Worm-like Intranet/Proxy Hacks

Remote file include worms are nothing new. Santy worm, for example, abuses PHP applications that allow user specified locations to be passed to require() and include() functions. When attacker controlled URLs are passed to these functions, the attacker can serve code to the application which will then be executed on the victim server.

Intranet hacking vulnerabilities, like the one RSnake recently found, share some characteristics of these vicious PHP application flaws. Both flaws take user specified resources and fetch them automatically without any validation. This means you can tell the application to go get http://www.cnn.com, or http://localhost/app/web.config, and the application will generate an HTTP request for that resource.

What sets the two issues apart, is that the PHP vulnerability consists of an automated request AND arbitrary code execution - that's why it is so easily wormable. Intranet-hacking type vulnerabilities, in general, only provide an attacker a method to automate and proxy requests (propagation), without any vector for remote code execution. Unless, there is some other vulnerability in the same script...

If in the same URL that has the arbitrary request vulnerability, there is a persistent XSS/SQL injection/command injection vulnerability, you now have a vector to execute malicious code, as well as a method to propagate it.

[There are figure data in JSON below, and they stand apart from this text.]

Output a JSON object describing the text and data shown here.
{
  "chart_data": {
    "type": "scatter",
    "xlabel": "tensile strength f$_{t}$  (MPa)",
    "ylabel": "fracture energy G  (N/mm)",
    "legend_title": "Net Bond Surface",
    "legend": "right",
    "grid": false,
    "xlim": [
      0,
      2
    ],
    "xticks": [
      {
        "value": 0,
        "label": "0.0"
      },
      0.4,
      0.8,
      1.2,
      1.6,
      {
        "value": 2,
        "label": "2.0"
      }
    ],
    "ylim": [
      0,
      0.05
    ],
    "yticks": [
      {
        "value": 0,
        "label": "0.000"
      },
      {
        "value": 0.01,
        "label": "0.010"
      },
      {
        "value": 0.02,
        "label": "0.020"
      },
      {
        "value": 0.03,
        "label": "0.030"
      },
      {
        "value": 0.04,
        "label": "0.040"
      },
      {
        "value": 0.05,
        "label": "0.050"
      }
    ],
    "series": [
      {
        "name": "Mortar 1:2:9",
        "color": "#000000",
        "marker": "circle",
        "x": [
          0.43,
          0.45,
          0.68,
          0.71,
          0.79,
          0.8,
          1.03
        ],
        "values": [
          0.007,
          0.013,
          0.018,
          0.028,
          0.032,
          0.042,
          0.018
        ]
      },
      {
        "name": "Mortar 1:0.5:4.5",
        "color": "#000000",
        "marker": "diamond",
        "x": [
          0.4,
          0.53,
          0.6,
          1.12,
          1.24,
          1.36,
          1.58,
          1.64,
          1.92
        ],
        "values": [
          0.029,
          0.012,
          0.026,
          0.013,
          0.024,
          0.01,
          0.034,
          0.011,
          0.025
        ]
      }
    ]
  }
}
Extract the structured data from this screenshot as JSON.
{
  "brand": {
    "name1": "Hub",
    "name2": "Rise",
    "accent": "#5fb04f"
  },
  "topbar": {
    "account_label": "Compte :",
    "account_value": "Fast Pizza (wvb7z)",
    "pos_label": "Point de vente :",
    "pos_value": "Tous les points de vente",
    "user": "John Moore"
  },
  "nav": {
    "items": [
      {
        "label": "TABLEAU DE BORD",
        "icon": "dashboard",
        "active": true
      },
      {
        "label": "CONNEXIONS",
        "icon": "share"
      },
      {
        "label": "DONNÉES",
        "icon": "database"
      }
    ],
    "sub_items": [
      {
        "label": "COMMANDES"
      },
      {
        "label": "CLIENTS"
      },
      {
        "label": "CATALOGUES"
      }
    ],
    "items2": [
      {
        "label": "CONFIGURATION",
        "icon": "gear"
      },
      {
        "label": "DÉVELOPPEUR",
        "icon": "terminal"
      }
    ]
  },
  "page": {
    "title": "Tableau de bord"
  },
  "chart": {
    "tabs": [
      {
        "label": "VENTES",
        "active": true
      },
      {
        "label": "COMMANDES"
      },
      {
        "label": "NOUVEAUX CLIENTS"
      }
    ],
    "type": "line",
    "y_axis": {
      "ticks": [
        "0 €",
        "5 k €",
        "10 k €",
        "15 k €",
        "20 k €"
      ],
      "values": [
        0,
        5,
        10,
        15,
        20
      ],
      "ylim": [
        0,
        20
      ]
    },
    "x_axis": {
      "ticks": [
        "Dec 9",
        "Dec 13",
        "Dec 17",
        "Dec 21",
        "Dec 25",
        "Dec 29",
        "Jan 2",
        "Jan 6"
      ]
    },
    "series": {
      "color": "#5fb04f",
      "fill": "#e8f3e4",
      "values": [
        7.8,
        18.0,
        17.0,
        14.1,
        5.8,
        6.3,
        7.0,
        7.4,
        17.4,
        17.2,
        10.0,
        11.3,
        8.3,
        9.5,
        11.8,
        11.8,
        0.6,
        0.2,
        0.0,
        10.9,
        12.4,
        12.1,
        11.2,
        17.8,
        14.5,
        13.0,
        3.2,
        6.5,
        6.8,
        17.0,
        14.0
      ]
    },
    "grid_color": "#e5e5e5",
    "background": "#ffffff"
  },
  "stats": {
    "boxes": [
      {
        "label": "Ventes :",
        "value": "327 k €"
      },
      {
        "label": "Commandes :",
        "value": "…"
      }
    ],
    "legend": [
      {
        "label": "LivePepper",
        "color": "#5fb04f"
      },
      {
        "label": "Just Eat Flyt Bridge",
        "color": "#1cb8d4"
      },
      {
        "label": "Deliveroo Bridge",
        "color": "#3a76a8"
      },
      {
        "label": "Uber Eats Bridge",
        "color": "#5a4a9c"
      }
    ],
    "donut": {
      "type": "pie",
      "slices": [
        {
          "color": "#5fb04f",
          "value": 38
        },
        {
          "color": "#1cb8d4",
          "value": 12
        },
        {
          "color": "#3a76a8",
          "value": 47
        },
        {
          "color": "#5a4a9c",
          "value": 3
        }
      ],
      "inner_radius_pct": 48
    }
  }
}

Below is one theoretical example. But first, lets get some assumptions out of the way :-)

Assumption 1: The application has a pre-auth vulnerability allowing users to specificy URLs which the application will fetch without validation.

Assumption 2: The same code that doesn't validate the user specified URL also doesn't validate other querystring data it is sent.

Assumption 3: All querystring data gets written to a log or database, without being encoded, where it can be viewed in a web browser by an administrator or some privileged user.

Initial attacker generated request:
http://somewebapp/app/fetch?path=[URL]&XSSpayload=<script>alert(document.cookie)</script>

In the above request, [URL] = http://someotherwebapp/app/fetch%3Fpath%3D[URL2]%26XSSpayload%3D<script>alert(document.cookie)</script>

[URL] contains the first automated request that will be generated, [URL2] contains the next one, and so on . . .

Another differentiator is that while the malicious PHP worm code can find targets on its own using Google searches, with Intranet hacking it is up to the attacker to identify targets and build his exploit URL. In the end, he'll have a very long URL that contains the target and payload for every server you wish to attack. Not pretty, but it should get the job done.

Something else to be aware of is how the execution path of the victim code. When the code makes the remote request, it will probably hang until it gets a response, or until it times out (depending on how many requests are made and how long it takes for them to be fulfilled).

If, in our above example, the persistent XSS is written to the database before the request is made, your attack should still work. If it is written to the database after the HTTP request, you could be out of luck if the request times out and the code takes an alternate execution path.

Again, this is all theory. Next step would be a PoC . . . or maybe actually find something like this in the wild.